Do not withhold longer from the popular enjoyment, do not keep longer from the oppressed sense of that which is great and perfect, a performance of the latest masterworks of your hand. We know that a grand sacred composition has been associated with that first one in which you have immortalized the emotions of a soul, penetrated and transfigured by the power of faith and superterrestrial light. We know that a new flower glows in the garland of your glorious, still unequalled symphonies. For years, ever since the thunders of the Victory at Vittoria ceased to reverberate, we have waited and hoped to see you distribute new gifts from the fulness of your riches to the circle of your friends. Do not longer disappoint the general expectations! Heighten the effect of your newest creations by the joy of becoming first acquainted with them through you! Do not allow these, your latest offspring, some day to appear, perhaps, as foreigners in their place of birth, introduced, perhaps, by persons to whom you and your mind are strange! Appear soon among your friends, your admirers, your venerators! This is our nearest and first prayer.

Other claims on your genius have been made public. The desires expressed and offers made to you more than a year ago by the management of our Court Opera and the Society of Austrian Friends of Music had too long been the unuttered wish of all admirers of art, and your name stimulated the hopes and expectations of too many not to obtain the quickest and widest publicity, not to awaken the most general interest. Poetry has done her share in giving support to these lovely hopes and wishes. Worthy material from the hand of a valued poet waits to be charmed into life by your fancy. Do not let that intimate call to so noble an aim be made in vain. Do not delay longer to lead us back to those departed days when the song of Polyhymnia moved powerfully and delighted the initiates in art and the hearts of the multitude!

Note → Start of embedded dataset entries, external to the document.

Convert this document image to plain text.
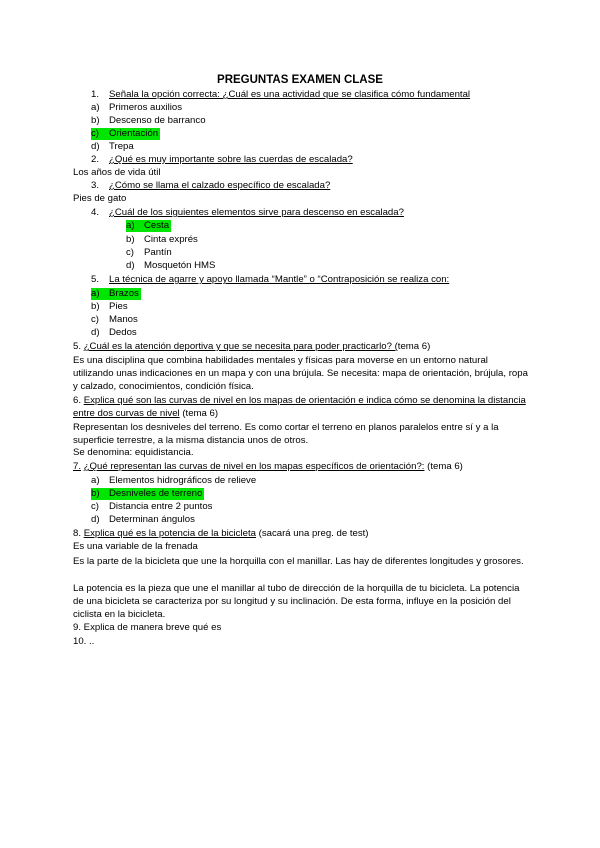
PREGUNTAS EXAMEN CLASE
1. Señala la opción correcta: ¿Cuál es una actividad que se clasifica cómo fundamental
a) Primeros auxilios
b) Descenso de barranco
c) Orientación
d) Trepa
2. ¿Qué es muy importante sobre las cuerdas de escalada?
Los años de vida útil
3. ¿Cómo se llama el calzado específico de escalada?
Pies de gato
4. ¿Cuál de los siguientes elementos sirve para descenso en escalada?
a) Cesta
b) Cinta exprés
c) Pantín
d) Mosquetón HMS
5. La técnica de agarre y apoyo llamada “Mantle” o “Contraposición se realiza con:
a) Brazos
b) Pies
c) Manos
d) Dedos
5. ¿Cuál es la atención deportiva y que se necesita para poder practicarlo? (tema 6)
Es una disciplina que combina habilidades mentales y físicas para moverse en un entorno natural utilizando unas indicaciones en un mapa y con una brújula. Se necesita: mapa de orientación, brújula, ropa y calzado, conocimientos, condición física.
6. Explica qué son las curvas de nivel en los mapas de orientación e indica cómo se denomina la distancia entre dos curvas de nivel (tema 6)
Representan los desniveles del terreno. Es como cortar el terreno en planos paralelos entre sí y a la superficie terrestre, a la misma distancia unos de otros.
Se denomina: equidistancia.
7. ¿Qué representan las curvas de nivel en los mapas específicos de orientación?: (tema 6)
a) Elementos hidrográficos de relieve
b) Desniveles de terreno
c) Distancia entre 2 puntos
d) Determinan ángulos
8. Explica qué es la potencia de la bicicleta (sacará una preg. de test)
Es una variable de la frenada
Es la parte de la bicicleta que une la horquilla con el manillar. Las hay de diferentes longitudes y grosores.
La potencia es la pieza que une el manillar al tubo de dirección de la horquilla de tu bicicleta. La potencia de una bicicleta se caracteriza por su longitud y su inclinación. De esta forma, influye en la posición del ciclista en la bicicleta.
9. Explica de manera breve qué es
10. ..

Need we tell you with what regret your retirement from public life has filled us? Need we assure you that at a time when all glances were hopefully turned towards you, all perceived with sorrow that the one man whom all of us are compelled to acknowledge as foremost among living men in his domain, looked on in silence as foreign art took possession of German soil, the seat of honor of the German muse, while German works gave pleasure only by echoing the favorite tunes of foreigners and, where the most excellent had lived and labored, a second childhood of taste threatens to follow the Golden Age of Art?

You alone are able to insure a decisive victory to the efforts of the best amongst us. From you the native Art Society and the German Opera expect new blossoms, rejuvenated life and a new sovereignty of the true and beautiful over the dominion to which the prevalent spirit of fashion wishes to subject even the eternal laws of art. Bid us hope that the wishes of all who have listened to the sound of your harmonies will soon be fulfilled! This is our most urgent second prayer.

May the year which we have begun not come to an end without rejoicing us with the fruits of our petition and may the coming Spring when it witnesses the unfolding of one of our longed-for gifts become a twofold blooming-time for us and all the world of art!